Setibanya di Tanah Air, Presiden Prabowo disambut langsung oleh Menteri Sekretaris Negara Prasetyo Hadi, Panglima TNI Jenderal Agus Subiyanto, Kapolri Jenderal Listyo Sigit Prabowo, serta Kepala BIN Herindra.
Pesawat Garuda Indonesia-1 yang membawa Presiden Prabowo mendarat di Base Ops Halim Perdanakusuma, Jakarta, pada Sabtu (24/1/2026).
Presiden Prabowo turun dari pesawat sekitar pukul 17.41 WIB sebagai simbol kembalinya kepala negara setelah membawa agenda nasional ke panggung internasional.
Selama lawatan tersebut, Presiden Prabowo menjalani serangkaian pertemuan penting yang difokuskan pada kerja sama ekonomi, maritim, pendidikan, dan stabilitas global.
Kunjungan ke Inggris menjadi agenda awal dengan pertemuan bilateral bersama Perdana Menteri Keir Starmer dan audiensi dengan Raja Charles III.
Dari Inggris, Indonesia memperoleh tiga hasil utama yang dinilai berdampak langsung bagi pembangunan nasional.
Komitmen investasi dari Inggris mencapai 4 miliar poundsterling atau setara sekitar Rp90 triliun sebagai penguatan arus modal asing ke Indonesia.
Kerja sama maritim juga diperluas melalui kesepakatan pembangunan 1.582 kapal nelayan yang seluruh proses produksi dan perakitannya dilakukan di dalam negeri.
Kesepakatan tersebut sekaligus memperkuat industri galangan kapal nasional dan meningkatkan kesejahteraan nelayan Indonesia.

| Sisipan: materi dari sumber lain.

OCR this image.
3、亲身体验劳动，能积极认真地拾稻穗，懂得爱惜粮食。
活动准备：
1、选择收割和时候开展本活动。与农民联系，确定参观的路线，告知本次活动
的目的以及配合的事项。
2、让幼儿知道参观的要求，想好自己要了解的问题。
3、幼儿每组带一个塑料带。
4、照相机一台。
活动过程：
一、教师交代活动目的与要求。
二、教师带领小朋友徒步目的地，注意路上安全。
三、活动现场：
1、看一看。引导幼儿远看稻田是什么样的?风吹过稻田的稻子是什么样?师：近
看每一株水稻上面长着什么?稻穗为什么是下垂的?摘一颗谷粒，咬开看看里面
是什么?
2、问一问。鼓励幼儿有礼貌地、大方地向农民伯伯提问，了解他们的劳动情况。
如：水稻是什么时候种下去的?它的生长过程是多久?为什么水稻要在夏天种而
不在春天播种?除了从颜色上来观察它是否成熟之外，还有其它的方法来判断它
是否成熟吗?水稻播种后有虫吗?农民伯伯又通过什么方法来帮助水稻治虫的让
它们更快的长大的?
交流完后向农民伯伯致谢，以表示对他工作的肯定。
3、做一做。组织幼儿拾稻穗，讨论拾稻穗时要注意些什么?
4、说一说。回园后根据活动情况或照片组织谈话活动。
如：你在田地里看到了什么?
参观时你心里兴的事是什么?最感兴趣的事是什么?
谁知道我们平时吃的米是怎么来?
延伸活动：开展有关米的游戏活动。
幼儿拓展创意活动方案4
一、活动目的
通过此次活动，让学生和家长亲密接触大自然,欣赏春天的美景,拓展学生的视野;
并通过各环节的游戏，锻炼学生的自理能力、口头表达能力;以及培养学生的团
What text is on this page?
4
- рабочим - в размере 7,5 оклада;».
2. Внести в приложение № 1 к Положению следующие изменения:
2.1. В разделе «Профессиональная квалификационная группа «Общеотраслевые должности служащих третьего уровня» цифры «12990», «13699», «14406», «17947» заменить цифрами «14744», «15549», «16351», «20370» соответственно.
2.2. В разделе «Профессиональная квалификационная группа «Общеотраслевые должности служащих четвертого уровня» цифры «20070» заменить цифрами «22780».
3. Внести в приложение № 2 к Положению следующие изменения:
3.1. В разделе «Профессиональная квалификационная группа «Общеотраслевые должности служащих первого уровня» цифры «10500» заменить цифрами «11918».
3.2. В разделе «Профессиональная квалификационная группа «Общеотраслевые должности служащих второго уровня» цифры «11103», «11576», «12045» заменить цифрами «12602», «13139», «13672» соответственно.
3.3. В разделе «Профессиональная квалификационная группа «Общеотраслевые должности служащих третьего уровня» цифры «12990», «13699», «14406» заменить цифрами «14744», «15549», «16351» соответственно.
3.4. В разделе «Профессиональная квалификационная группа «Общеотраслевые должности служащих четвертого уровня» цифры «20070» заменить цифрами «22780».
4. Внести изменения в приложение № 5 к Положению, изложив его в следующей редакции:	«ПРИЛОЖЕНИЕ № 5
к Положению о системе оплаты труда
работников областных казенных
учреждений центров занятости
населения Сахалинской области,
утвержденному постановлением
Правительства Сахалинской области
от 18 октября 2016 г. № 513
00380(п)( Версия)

Di bidang pendidikan, kerja sama difokuskan pada peningkatan kualitas sumber daya manusia melalui perluasan akses studi ke Inggris.
Program tersebut mencakup penambahan kuota mahasiswa Indonesia, pendirian kampus universitas Inggris di Indonesia, serta pertukaran dosen lintas negara.
Setelah menyelesaikan agenda di Inggris, Presiden Prabowo melanjutkan perjalanan ke Davos, Swiss.
Di Davos, Presiden Prabowo menghadiri World Economic Forum (WEF) Annual Meeting 2026 sebagai representasi kepemimpinan Indonesia di forum ekonomi global.
Di hadapan sekitar 1.000 CEO perusahaan besar dunia, Prabowo memaparkan gagasan ekonomi yang telah dirancang dan dijalankan, baik sebelum maupun selama masa kepemimpinannya sebagai Presiden Republik Indonesia.
Paparan tersebut mempertegas posisi Indonesia dalam rantai pasok global dan membuka peluang investasi baru di sektor strategis.
Fokus utama presentasi diarahkan pada energi hijau, ekonomi digital, serta sektor berkelanjutan yang menjadi prioritas pembangunan nasional.
Selain capaian ekonomi, Indonesia juga mencatat prestasi diplomatik penting di Davos.
Indonesia resmi menjadi anggota Board of Peace atau Dewan Perdamaian sebagai bentuk kepercayaan internasional terhadap peran aktif Indonesia.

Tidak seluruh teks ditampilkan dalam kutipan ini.